Iranian citizen sentenced to 48 months for conspiracy to export high-performance electronics to Iran
WASHINGTON – An Iranian citizen has been sentenced to 48 months in prison for conspiracy to illegally export more than 3,000 electronic components from the United States to Iran through Hong Kong, following an investigation by U.S. Immigration and Customs Enforcement’s (ICE) Homeland Security Investigations (HSI) in Washington, D.C.
Arsalan Shemirani, 30, was also sentenced to forfeiture in the amount of $187,305.
Shemirani pleaded guilty Jan. 25 in the U.S. District Court for the District of Columbia to conspiracy to violate the International Emergency Economic Powers Act (IEEPA) and to defraud the United States.
He was sentenced by Richard J. Leon Aug. 15 and the sentence was unsealed by the court and made public late Thursday.
According to court documents filed in the case, beginning as early as January 2010 and continuing through at least November 2011, Shemirani, with his brother in Iran and a coconspirator in Hong Kong, exported electronic parts from the United States to Iran, via Canada and Hong Kong, without first obtaining a license or authorization from the Office of Foreign Assets Control, Department of Treasury.
The defendant, who was residing in Canada during the time of the conspiracy, received purchase orders from his brother, who operated an electronics supply business in Tehran, Iran.
The items purchased by the defendant on behalf of the conspiracy included high performance electronic power equipment such as field programmable microchips, acceleration sensor semiconductors, analog converters, and other testing and power equipment.
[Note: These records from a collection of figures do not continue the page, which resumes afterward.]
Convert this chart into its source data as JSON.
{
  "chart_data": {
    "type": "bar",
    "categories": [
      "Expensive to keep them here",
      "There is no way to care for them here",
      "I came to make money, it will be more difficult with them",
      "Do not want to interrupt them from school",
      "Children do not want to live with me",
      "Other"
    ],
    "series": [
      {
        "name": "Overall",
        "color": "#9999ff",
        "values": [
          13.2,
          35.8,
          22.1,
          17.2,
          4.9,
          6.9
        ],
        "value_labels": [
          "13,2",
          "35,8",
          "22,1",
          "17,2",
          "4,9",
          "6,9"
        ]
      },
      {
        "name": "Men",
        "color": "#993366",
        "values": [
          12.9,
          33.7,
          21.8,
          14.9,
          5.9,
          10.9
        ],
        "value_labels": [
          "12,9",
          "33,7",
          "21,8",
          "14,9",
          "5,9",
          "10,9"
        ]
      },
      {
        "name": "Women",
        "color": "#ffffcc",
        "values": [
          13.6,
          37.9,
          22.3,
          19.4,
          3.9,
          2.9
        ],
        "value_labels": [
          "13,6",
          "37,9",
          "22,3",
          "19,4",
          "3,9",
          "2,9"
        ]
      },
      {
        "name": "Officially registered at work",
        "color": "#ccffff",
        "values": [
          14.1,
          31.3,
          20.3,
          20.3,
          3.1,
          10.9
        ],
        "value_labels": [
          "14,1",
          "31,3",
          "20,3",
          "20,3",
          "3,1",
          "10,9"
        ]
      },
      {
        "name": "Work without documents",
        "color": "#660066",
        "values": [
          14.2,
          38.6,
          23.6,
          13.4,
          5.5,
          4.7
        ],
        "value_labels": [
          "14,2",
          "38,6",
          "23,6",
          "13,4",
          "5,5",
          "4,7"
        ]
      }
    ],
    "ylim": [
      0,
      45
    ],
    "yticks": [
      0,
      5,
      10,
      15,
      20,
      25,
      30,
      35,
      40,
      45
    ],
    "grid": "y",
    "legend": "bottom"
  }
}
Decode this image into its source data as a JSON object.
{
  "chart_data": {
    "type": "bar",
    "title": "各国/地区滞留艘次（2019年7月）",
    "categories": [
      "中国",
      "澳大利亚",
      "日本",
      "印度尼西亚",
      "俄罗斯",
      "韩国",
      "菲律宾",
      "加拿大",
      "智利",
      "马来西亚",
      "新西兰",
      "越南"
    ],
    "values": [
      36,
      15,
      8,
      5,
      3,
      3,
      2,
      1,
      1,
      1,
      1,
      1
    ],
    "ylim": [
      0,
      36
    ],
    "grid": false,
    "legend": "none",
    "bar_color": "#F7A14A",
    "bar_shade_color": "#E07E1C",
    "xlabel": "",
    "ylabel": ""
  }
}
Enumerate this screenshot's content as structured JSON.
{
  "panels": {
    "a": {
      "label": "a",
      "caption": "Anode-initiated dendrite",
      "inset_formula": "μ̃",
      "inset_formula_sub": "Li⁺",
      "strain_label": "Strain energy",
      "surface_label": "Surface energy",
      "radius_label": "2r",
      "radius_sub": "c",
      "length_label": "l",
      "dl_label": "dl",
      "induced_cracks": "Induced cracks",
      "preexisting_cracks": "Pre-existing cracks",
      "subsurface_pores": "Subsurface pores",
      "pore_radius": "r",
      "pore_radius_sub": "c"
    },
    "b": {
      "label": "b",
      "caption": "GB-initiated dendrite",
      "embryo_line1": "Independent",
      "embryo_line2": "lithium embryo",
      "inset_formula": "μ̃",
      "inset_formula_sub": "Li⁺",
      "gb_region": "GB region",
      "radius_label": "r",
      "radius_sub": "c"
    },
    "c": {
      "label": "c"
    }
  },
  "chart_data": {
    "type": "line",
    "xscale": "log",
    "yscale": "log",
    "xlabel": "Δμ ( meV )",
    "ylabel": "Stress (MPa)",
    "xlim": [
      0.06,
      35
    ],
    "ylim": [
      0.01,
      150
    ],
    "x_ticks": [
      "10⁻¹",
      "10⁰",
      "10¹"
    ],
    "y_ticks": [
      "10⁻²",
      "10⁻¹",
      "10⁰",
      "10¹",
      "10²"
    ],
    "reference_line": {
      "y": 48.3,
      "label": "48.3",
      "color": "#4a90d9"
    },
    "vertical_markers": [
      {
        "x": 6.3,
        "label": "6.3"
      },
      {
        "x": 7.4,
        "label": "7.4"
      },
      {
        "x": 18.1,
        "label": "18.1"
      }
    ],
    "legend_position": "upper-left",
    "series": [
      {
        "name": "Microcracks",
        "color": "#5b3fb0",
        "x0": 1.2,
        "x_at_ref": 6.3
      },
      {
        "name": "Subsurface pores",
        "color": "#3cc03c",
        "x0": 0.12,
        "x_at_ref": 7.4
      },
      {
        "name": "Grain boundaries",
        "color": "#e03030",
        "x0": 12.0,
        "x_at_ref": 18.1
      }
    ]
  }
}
During the course of the conspiracy, the defendant purchased approximately 3,695 electronic components that were then illegally exported to his brother in Iran.
The prosecution was handled by Assistant U.S. Attorney Courtney Spivey Urschel and former Assistant U.S. Attorney Robert Bowman, from the U.S. Attorney’s Office for the District of Columbia, and Trial Attorney Brandon Van Grack from the Counterespionage Section of the Justice Department’s National Security Division.